Hands-on Tutorials

The power of democracy in Feature Selection

Using Condorcet Methods to aggregate Feature Selection rankings

Ouaguenouni Mohamed
Towards Data Science
12 min readApr 26, 2021

--

Photo by Mike Petrucci on Unsplash

According to Wikipedia, feature selection, also known as variable selection, attribute selection, or variable subset selection, is the process of selecting a subset of relevant features (variables, predictors) for use in model construction.

Feature selection techniques are used for several reasons:

  • simplification of models to make them easier to interpret by researchers/users.
  • shorter training times,
  • to avoid the curse of dimensionality,
  • enhanced generalization by reducing overfitting.

We studied a class of feature selection methods in a precedent story: the ranking methods.

A ranking method is a method that ranks the features of a dataset according to a quality measure and selects the first ones.

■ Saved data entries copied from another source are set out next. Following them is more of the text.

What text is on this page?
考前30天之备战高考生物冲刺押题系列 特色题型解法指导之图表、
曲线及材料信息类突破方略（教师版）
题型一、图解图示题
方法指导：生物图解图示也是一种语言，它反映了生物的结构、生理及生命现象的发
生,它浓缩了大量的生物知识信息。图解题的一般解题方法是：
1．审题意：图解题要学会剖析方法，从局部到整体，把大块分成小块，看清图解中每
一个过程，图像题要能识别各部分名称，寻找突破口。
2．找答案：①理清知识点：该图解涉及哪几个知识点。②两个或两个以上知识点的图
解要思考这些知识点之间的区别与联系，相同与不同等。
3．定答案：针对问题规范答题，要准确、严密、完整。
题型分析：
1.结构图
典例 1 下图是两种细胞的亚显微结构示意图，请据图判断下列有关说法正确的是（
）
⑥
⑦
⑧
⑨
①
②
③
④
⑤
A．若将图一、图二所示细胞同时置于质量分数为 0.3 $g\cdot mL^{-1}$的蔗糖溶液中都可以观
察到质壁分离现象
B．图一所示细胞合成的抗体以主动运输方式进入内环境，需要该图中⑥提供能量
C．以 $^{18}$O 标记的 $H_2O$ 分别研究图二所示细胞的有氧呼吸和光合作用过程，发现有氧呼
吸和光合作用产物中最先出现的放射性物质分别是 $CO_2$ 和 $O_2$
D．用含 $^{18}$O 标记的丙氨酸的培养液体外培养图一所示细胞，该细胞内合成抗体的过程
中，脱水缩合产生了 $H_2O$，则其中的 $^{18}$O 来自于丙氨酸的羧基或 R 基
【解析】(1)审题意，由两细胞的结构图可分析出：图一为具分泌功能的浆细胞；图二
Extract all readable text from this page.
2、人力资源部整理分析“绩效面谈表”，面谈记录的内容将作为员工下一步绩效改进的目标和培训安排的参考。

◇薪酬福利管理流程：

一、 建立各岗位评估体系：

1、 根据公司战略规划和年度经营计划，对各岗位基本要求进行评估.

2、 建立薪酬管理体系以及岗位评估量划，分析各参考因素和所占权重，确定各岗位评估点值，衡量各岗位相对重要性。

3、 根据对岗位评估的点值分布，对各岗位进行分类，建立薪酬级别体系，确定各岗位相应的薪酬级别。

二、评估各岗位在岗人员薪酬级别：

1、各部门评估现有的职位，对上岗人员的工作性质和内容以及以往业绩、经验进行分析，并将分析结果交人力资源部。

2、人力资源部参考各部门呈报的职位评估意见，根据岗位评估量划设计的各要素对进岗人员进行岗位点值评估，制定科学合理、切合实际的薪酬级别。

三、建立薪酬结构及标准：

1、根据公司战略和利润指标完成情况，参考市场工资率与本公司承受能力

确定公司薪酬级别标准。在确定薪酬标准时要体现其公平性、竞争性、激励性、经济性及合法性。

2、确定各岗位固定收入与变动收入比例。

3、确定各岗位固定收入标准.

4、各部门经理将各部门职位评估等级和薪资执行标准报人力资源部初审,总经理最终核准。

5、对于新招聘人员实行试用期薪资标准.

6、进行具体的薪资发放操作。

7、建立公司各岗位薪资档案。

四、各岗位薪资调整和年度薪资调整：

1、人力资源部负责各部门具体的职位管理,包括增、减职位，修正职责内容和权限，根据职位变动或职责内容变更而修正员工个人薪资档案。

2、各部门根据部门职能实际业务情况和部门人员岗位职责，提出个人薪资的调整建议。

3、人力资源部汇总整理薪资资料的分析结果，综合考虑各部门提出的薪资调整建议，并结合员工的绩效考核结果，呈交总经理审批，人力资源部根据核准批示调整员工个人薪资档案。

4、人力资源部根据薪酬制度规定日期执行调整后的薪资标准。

They are five kinds of measure: Distance, Information, Consistency, Dependency, and Classification Accuracy, and we saw that according to the type of measure we take, we could obtain very different rankings, and this conduces the various rankings to be efficient for some datasets and entirely inefficient for others, hence the need of using many measures.

Suppose we see each measure as an elector and each attribute as a candidate. In that case, the rankings can be viewed as orders of preferences, and thus, we could apply an election method to compute an aggregated ranking.

This post will first give a background on computational social choice; after that, we’ll see how we could aggregate rankings from multiple feature selection methods with the Kemeny method. Finally, we’ll evaluate the performances of the aggregation of the rankings compared to each ranking.

Computational Social Choice Background

Profile of preferences

Say that you have n candidates, m electors. Each elector gives us an order of preferences on the candidates in this form a ≥ b ≥ … ≥ z that we’ll call “profile of preferences.”

If you want to elect a candidate, which protocol should you use? What property do you want to have? And for what price in terms of complexity?

Majority graph

The majority graph is a graph where each candidate is a vertex;

We draw a directed edge from a candidate x to a candidate y if x is strictly preferred to y by the majority, i.e., if the number of electors who prefer x to y: k(x) is strictly greater than the number of electors who prefers y to x: k(y).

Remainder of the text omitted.